The defense and prosecution sum up their cases and the judge, who obviously favors the prosecution, adds his observations. Jerry Cruncher remarks to his neighbor that Mr. Carton, who continues to look at the ceiling, probably doesn't get much law work. At this moment, Mr. Carton cries out that Miss Manette is in danger of fainting. She and her father are escorted from the room and the jury, unable to reach an immediate decision, retires to consider its verdict. Mr. Carton asks Mr. Lorry about the young lady's condition and learns that she will recover. He offers to take this information to the prisoner. Carton asks Darnay what verdict he expects to receive. Mr. Carton agrees with Darnay that it would be best to expect the worst, but offers the observation that the jury's failure to reach an immediate verdict should be taken as a positive sign. An hour and a half later the jury returns and Mr. Lorry calls for Jerry to take the message "ACQUITTED" back to Tellson's.
Analysis of Chapters 1-3
This section serves to introduce Jerry Cruncher, a decidedly comic figure but also a representation of the English urban peasantry at the time.
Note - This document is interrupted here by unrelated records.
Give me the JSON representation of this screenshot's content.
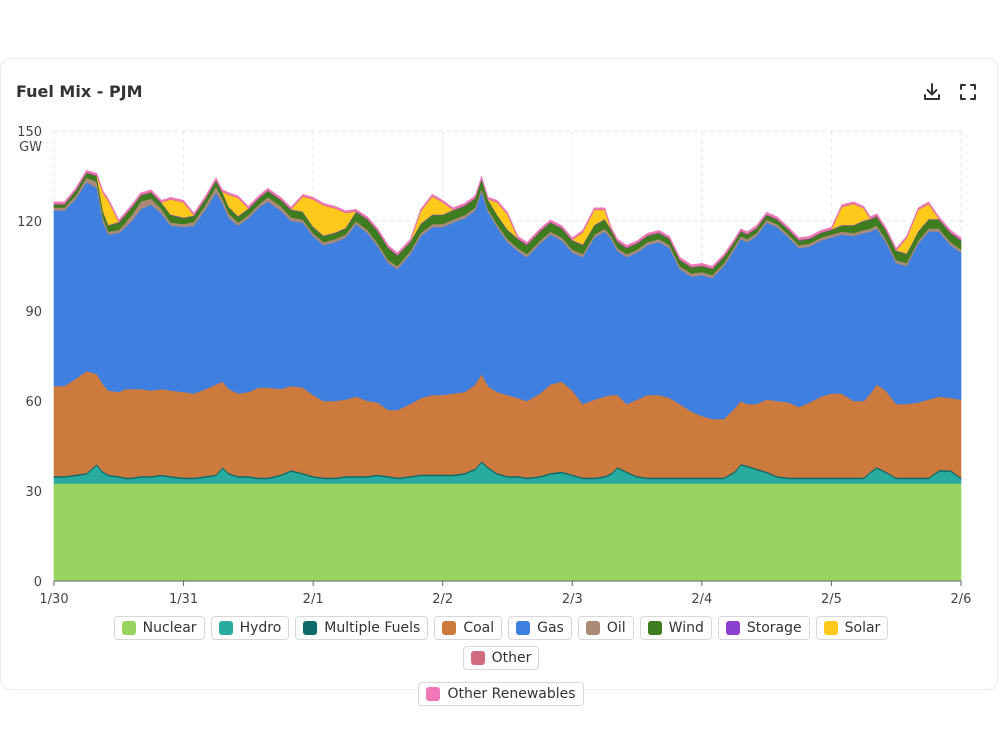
{
  "header": {
    "title": "Fuel Mix - PJM",
    "download_icon": "download-icon",
    "fullscreen_icon": "fullscreen-icon"
  },
  "chart_data": {
    "type": "area",
    "title": "Fuel Mix - PJM",
    "ylabel": "GW",
    "ylim": [
      0,
      150
    ],
    "yticks": [
      0,
      30,
      60,
      90,
      120,
      150
    ],
    "xlim": [
      0,
      7
    ],
    "xticks": [
      {
        "x": 0,
        "label": "1/30"
      },
      {
        "x": 1,
        "label": "1/31"
      },
      {
        "x": 2,
        "label": "2/1"
      },
      {
        "x": 3,
        "label": "2/2"
      },
      {
        "x": 4,
        "label": "2/3"
      },
      {
        "x": 5,
        "label": "2/4"
      },
      {
        "x": 6,
        "label": "2/5"
      },
      {
        "x": 7,
        "label": "2/6"
      }
    ],
    "grid": true,
    "stacked": true,
    "x": [
      0,
      0.08,
      0.17,
      0.25,
      0.33,
      0.38,
      0.42,
      0.5,
      0.55,
      0.6,
      0.67,
      0.75,
      0.83,
      0.9,
      1,
      1.08,
      1.17,
      1.25,
      1.3,
      1.35,
      1.42,
      1.5,
      1.58,
      1.65,
      1.75,
      1.83,
      1.92,
      2,
      2.08,
      2.17,
      2.25,
      2.33,
      2.42,
      2.5,
      2.58,
      2.65,
      2.75,
      2.83,
      2.92,
      3,
      3.08,
      3.17,
      3.25,
      3.3,
      3.35,
      3.42,
      3.5,
      3.58,
      3.65,
      3.75,
      3.83,
      3.92,
      4,
      4.08,
      4.17,
      4.25,
      4.3,
      4.35,
      4.42,
      4.5,
      4.58,
      4.67,
      4.75,
      4.83,
      4.92,
      5,
      5.08,
      5.17,
      5.25,
      5.3,
      5.35,
      5.42,
      5.5,
      5.58,
      5.67,
      5.75,
      5.83,
      5.92,
      6,
      6.08,
      6.17,
      6.25,
      6.3,
      6.35,
      6.42,
      6.5,
      6.58,
      6.67,
      6.75,
      6.83,
      6.92,
      7
    ],
    "series": [
      {
        "name": "Nuclear",
        "color": "#96d35f",
        "values": [
          32.5,
          32.5,
          32.5,
          32.5,
          32.5,
          32.5,
          32.5,
          32.5,
          32.5,
          32.5,
          32.5,
          32.5,
          32.5,
          32.5,
          32.5,
          32.5,
          32.5,
          32.5,
          32.5,
          32.5,
          32.5,
          32.5,
          32.5,
          32.5,
          32.5,
          32.5,
          32.5,
          32.5,
          32.5,
          32.5,
          32.5,
          32.5,
          32.5,
          32.5,
          32.5,
          32.5,
          32.5,
          32.5,
          32.5,
          32.5,
          32.5,
          32.5,
          32.5,
          32.5,
          32.5,
          32.5,
          32.5,
          32.5,
          32.5,
          32.5,
          32.5,
          32.5,
          32.5,
          32.5,
          32.5,
          32.5,
          32.5,
          32.5,
          32.5,
          32.5,
          32.5,
          32.5,
          32.5,
          32.5,
          32.5,
          32.5,
          32.5,
          32.5,
          32.5,
          32.5,
          32.5,
          32.5,
          32.5,
          32.5,
          32.5,
          32.5,
          32.5,
          32.5,
          32.5,
          32.5,
          32.5,
          32.5,
          32.5,
          32.5,
          32.5,
          32.5,
          32.5,
          32.5,
          32.5,
          32.5,
          32.5,
          32.5
        ]
      },
      {
        "name": "Hydro",
        "color": "#2aaba0",
        "values": [
          2,
          2,
          2.5,
          3,
          6,
          3.5,
          2.5,
          2,
          1.5,
          1.5,
          2,
          2,
          2.5,
          2,
          1.5,
          1.5,
          2,
          2.5,
          5,
          3,
          2,
          2,
          1.5,
          1.5,
          2.5,
          4,
          3,
          2,
          1.5,
          1.5,
          2,
          2,
          2,
          2.5,
          2,
          1.5,
          2,
          2.5,
          2.5,
          2.5,
          2.5,
          3,
          4.5,
          7,
          5,
          3,
          2,
          2,
          1.5,
          2,
          3,
          3.5,
          2.5,
          1.5,
          1.5,
          2,
          3,
          5,
          3.5,
          2,
          1.5,
          1.5,
          1.5,
          1.5,
          1.5,
          1.5,
          1.5,
          1.5,
          3.5,
          6,
          5.5,
          4.5,
          3.5,
          2,
          1.5,
          1.5,
          1.5,
          1.5,
          1.5,
          1.5,
          1.5,
          1.5,
          3.5,
          5,
          3.5,
          1.5,
          1.5,
          1.5,
          1.5,
          4,
          4,
          1.5
        ]
      },
      {
        "name": "Multiple Fuels",
        "color": "#0f6b6b",
        "values": [
          0.5,
          0.5,
          0.5,
          0.5,
          0.5,
          0.5,
          0.5,
          0.5,
          0.5,
          0.5,
          0.5,
          0.5,
          0.5,
          0.5,
          0.5,
          0.5,
          0.5,
          0.5,
          0.5,
          0.5,
          0.5,
          0.5,
          0.5,
          0.5,
          0.5,
          0.5,
          0.5,
          0.5,
          0.5,
          0.5,
          0.5,
          0.5,
          0.5,
          0.5,
          0.5,
          0.5,
          0.5,
          0.5,
          0.5,
          0.5,
          0.5,
          0.5,
          0.5,
          0.5,
          0.5,
          0.5,
          0.5,
          0.5,
          0.5,
          0.5,
          0.5,
          0.5,
          0.5,
          0.5,
          0.5,
          0.5,
          0.5,
          0.5,
          0.5,
          0.5,
          0.5,
          0.5,
          0.5,
          0.5,
          0.5,
          0.5,
          0.5,
          0.5,
          0.5,
          0.5,
          0.5,
          0.5,
          0.5,
          0.5,
          0.5,
          0.5,
          0.5,
          0.5,
          0.5,
          0.5,
          0.5,
          0.5,
          0.5,
          0.5,
          0.5,
          0.5,
          0.5,
          0.5,
          0.5,
          0.5,
          0.5,
          0.5
        ]
      },
      {
        "name": "Coal",
        "color": "#cc7a3e",
        "values": [
          30,
          30,
          32,
          34,
          30,
          29,
          28,
          28,
          29.5,
          29.5,
          29,
          28.5,
          28.5,
          28.5,
          28.5,
          28,
          29,
          30,
          28.5,
          28,
          27.5,
          28,
          30,
          30,
          28.5,
          28,
          28.5,
          27,
          25.5,
          25.5,
          25.5,
          26.5,
          25,
          24,
          22,
          22.5,
          24,
          25.5,
          26.5,
          26.5,
          27,
          27,
          28,
          29,
          27,
          27,
          27,
          26,
          25.5,
          27.5,
          29.5,
          30,
          28,
          24.5,
          26,
          26.5,
          26,
          24,
          22.5,
          25.5,
          27.5,
          27.5,
          26.5,
          24.5,
          22,
          20.5,
          19.5,
          19.5,
          21,
          21,
          20.5,
          21.5,
          24,
          25,
          25,
          23.5,
          25,
          27,
          28,
          28,
          25.5,
          25.5,
          26,
          27.5,
          27,
          24.5,
          24.5,
          25,
          26,
          24.5,
          24,
          26
        ]
      },
      {
        "name": "Gas",
        "color": "#3f7fe0",
        "values": [
          58.5,
          58.5,
          60,
          63,
          62,
          54,
          52,
          53,
          54,
          56,
          60,
          62,
          58.5,
          55,
          55,
          56,
          60,
          64,
          59.5,
          57,
          56,
          58,
          60,
          62,
          59.5,
          55,
          55,
          53,
          52,
          53,
          54,
          57.5,
          56,
          52,
          49,
          47,
          50,
          54,
          56,
          56,
          57,
          58,
          58,
          61,
          58,
          55,
          51,
          49,
          48,
          50,
          50,
          47,
          46,
          49,
          54,
          55,
          52,
          48,
          49,
          49,
          50,
          51,
          50,
          45,
          45,
          47,
          47,
          51,
          53,
          54,
          54,
          56,
          59,
          58,
          55,
          53,
          52,
          52,
          52,
          53,
          55,
          56,
          54,
          52,
          49.5,
          47,
          46,
          53,
          56,
          55,
          51,
          49
        ]
      },
      {
        "name": "Oil",
        "color": "#a98a78",
        "values": [
          1,
          1,
          1.2,
          1.5,
          2,
          1.5,
          1,
          1,
          1.5,
          2,
          2.5,
          2,
          1.5,
          1,
          1,
          1.2,
          1.5,
          2,
          1.5,
          1.5,
          1,
          1,
          1,
          1.5,
          1.5,
          1.2,
          1,
          1,
          1,
          1,
          1,
          1,
          1,
          1,
          1,
          1,
          1,
          1,
          1,
          1,
          1,
          1,
          1,
          1,
          1,
          1,
          1,
          1,
          1,
          1,
          1,
          1,
          1,
          1,
          1,
          1,
          1,
          1,
          1,
          1,
          1,
          1,
          1,
          1,
          1,
          1,
          1,
          1,
          1,
          1,
          1,
          1,
          1,
          1,
          1,
          1,
          1,
          1,
          1,
          1,
          1,
          1,
          1,
          1,
          1,
          1,
          1,
          1,
          1,
          1,
          1,
          1
        ]
      },
      {
        "name": "Wind",
        "color": "#3d7d1f",
        "values": [
          1,
          1,
          1.5,
          1.5,
          2,
          2,
          2,
          2.5,
          2.5,
          2.5,
          2,
          2,
          2,
          2.5,
          2,
          2,
          2,
          2,
          2,
          2,
          2,
          2,
          2,
          2,
          2,
          2.5,
          2.5,
          2,
          2,
          2,
          2,
          3,
          3.5,
          4,
          4,
          3.5,
          3,
          3,
          3,
          3,
          3,
          3,
          3,
          3,
          3,
          3,
          3,
          3,
          3,
          3,
          3,
          3,
          3,
          3,
          3,
          3,
          2,
          2,
          2,
          2,
          2,
          2,
          2,
          2,
          2,
          2,
          2,
          2,
          1.5,
          1.5,
          1.5,
          1.5,
          1.5,
          1.5,
          1.5,
          1.5,
          1.5,
          1.5,
          1.5,
          2,
          2.5,
          3,
          3,
          3,
          3,
          3,
          3,
          3,
          3,
          3,
          3,
          3
        ]
      },
      {
        "name": "Storage",
        "color": "#8b3fd0",
        "values": [
          0.2,
          0.2,
          0.2,
          0.2,
          0.2,
          0.2,
          0.2,
          0.2,
          0.2,
          0.2,
          0.2,
          0.2,
          0.2,
          0.2,
          0.2,
          0.2,
          0.2,
          0.2,
          0.2,
          0.2,
          0.2,
          0.2,
          0.2,
          0.2,
          0.2,
          0.2,
          0.2,
          0.2,
          0.2,
          0.2,
          0.2,
          0.2,
          0.2,
          0.2,
          0.2,
          0.2,
          0.2,
          0.2,
          0.2,
          0.2,
          0.2,
          0.2,
          0.2,
          0.2,
          0.2,
          0.2,
          0.2,
          0.2,
          0.2,
          0.2,
          0.2,
          0.2,
          0.2,
          0.2,
          0.2,
          0.2,
          0.2,
          0.2,
          0.2,
          0.2,
          0.2,
          0.2,
          0.2,
          0.2,
          0.2,
          0.2,
          0.2,
          0.2,
          0.2,
          0.2,
          0.2,
          0.2,
          0.2,
          0.2,
          0.2,
          0.2,
          0.2,
          0.2,
          0.2,
          0.2,
          0.2,
          0.2,
          0.2,
          0.2,
          0.2,
          0.2,
          0.2,
          0.2,
          0.2,
          0.2,
          0.2,
          0.2
        ]
      },
      {
        "name": "Solar",
        "color": "#fdca1c",
        "values": [
          0,
          0,
          0,
          0,
          0,
          6,
          8,
          0,
          0,
          0,
          0,
          0,
          0,
          5,
          5,
          0,
          0,
          0,
          0,
          4,
          6,
          0,
          0,
          0,
          0,
          0,
          5,
          9,
          10,
          8,
          5,
          0,
          0,
          0,
          0,
          0,
          0,
          4,
          6,
          4,
          0,
          0,
          0,
          0,
          0,
          4,
          5,
          0,
          0,
          0,
          0,
          0,
          0,
          4,
          5,
          3,
          0,
          0,
          0,
          0,
          0,
          0,
          0,
          0,
          0,
          0,
          0,
          0,
          0,
          0,
          0,
          0,
          0,
          0,
          0,
          0,
          0,
          0,
          0,
          6,
          7,
          4,
          0,
          0,
          0,
          0,
          5,
          7,
          5,
          0,
          0,
          0
        ]
      },
      {
        "name": "Other",
        "color": "#d06a7e",
        "values": [
          0.2,
          0.2,
          0.2,
          0.2,
          0.2,
          0.2,
          0.2,
          0.2,
          0.2,
          0.2,
          0.2,
          0.2,
          0.2,
          0.2,
          0.2,
          0.2,
          0.2,
          0.2,
          0.2,
          0.2,
          0.2,
          0.2,
          0.2,
          0.2,
          0.2,
          0.2,
          0.2,
          0.2,
          0.2,
          0.2,
          0.2,
          0.2,
          0.2,
          0.2,
          0.2,
          0.2,
          0.2,
          0.2,
          0.2,
          0.2,
          0.2,
          0.2,
          0.2,
          0.2,
          0.2,
          0.2,
          0.2,
          0.2,
          0.2,
          0.2,
          0.2,
          0.2,
          0.2,
          0.2,
          0.2,
          0.2,
          0.2,
          0.2,
          0.2,
          0.2,
          0.2,
          0.2,
          0.2,
          0.2,
          0.2,
          0.2,
          0.2,
          0.2,
          0.2,
          0.2,
          0.2,
          0.2,
          0.2,
          0.2,
          0.2,
          0.2,
          0.2,
          0.2,
          0.2,
          0.2,
          0.2,
          0.2,
          0.2,
          0.2,
          0.2,
          0.2,
          0.2,
          0.2,
          0.2,
          0.2,
          0.2,
          0.2
        ]
      },
      {
        "name": "Other Renewables",
        "color": "#ee78b8",
        "values": [
          0.5,
          0.5,
          0.5,
          0.5,
          0.5,
          0.5,
          0.5,
          0.5,
          0.5,
          0.5,
          0.5,
          0.5,
          0.5,
          0.5,
          0.5,
          0.5,
          0.5,
          0.5,
          0.5,
          0.5,
          0.5,
          0.5,
          0.5,
          0.5,
          0.5,
          0.5,
          0.5,
          0.5,
          0.5,
          0.5,
          0.5,
          0.5,
          0.5,
          0.5,
          0.5,
          0.5,
          0.5,
          0.5,
          0.5,
          0.5,
          0.5,
          0.5,
          0.5,
          0.5,
          0.5,
          0.5,
          0.5,
          0.5,
          0.5,
          0.5,
          0.5,
          0.5,
          0.5,
          0.5,
          0.5,
          0.5,
          0.5,
          0.5,
          0.5,
          0.5,
          0.5,
          0.5,
          0.5,
          0.5,
          0.5,
          0.5,
          0.5,
          0.5,
          0.5,
          0.5,
          0.5,
          0.5,
          0.5,
          0.5,
          0.5,
          0.5,
          0.5,
          0.5,
          0.5,
          0.5,
          0.5,
          0.5,
          0.5,
          0.5,
          0.5,
          0.5,
          0.5,
          0.5,
          0.5,
          0.5,
          0.5,
          0.5
        ]
      }
    ],
    "legend": [
      "Nuclear",
      "Hydro",
      "Multiple Fuels",
      "Coal",
      "Gas",
      "Oil",
      "Wind",
      "Storage",
      "Solar",
      "Other",
      "Other Renewables"
    ],
    "legend_position": "bottom"
  }
}
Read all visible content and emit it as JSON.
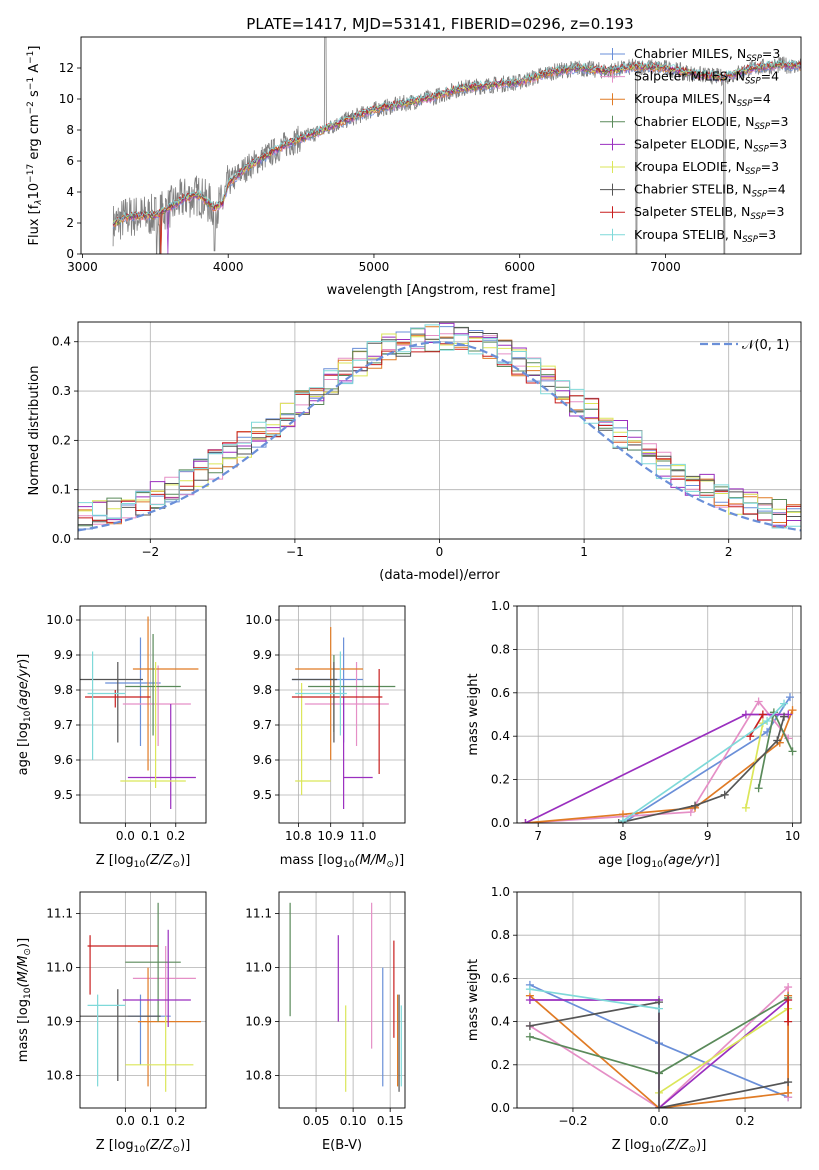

He is a relatively simple man who is seemingly content and vigilant in his position as Tellson's only trusted messenger. He is determined to provide food for himself and his family and the hints, such as the rust on his hands or mud on his boots, that he may have a more dishonorable occupation as well, that he has another, secret occupation serve to underscore his devotion to his stomach. Significantly, Dickens uses Cruncher as his perspective on Charles Darnay's theater-like trial, which is portrayed to be little more than entertainment for the mob. As such, Charles Darnay's trial is a grand play attended by a rapt audience with only Sydney Carton uninterested in the result. Carton displays interest in his surroundings first when he notices the similarity between himself and Charles Darnay and later when he notices that Miss Manette is about to faint. In both instances his thoughts can be attributed to where his interest most lies, namely himself and his desires. His later dialogue with Darnay reveals that he considers himself to be beyond redemption and, as such, free to give his opinion with regard for another's welfare or feelings.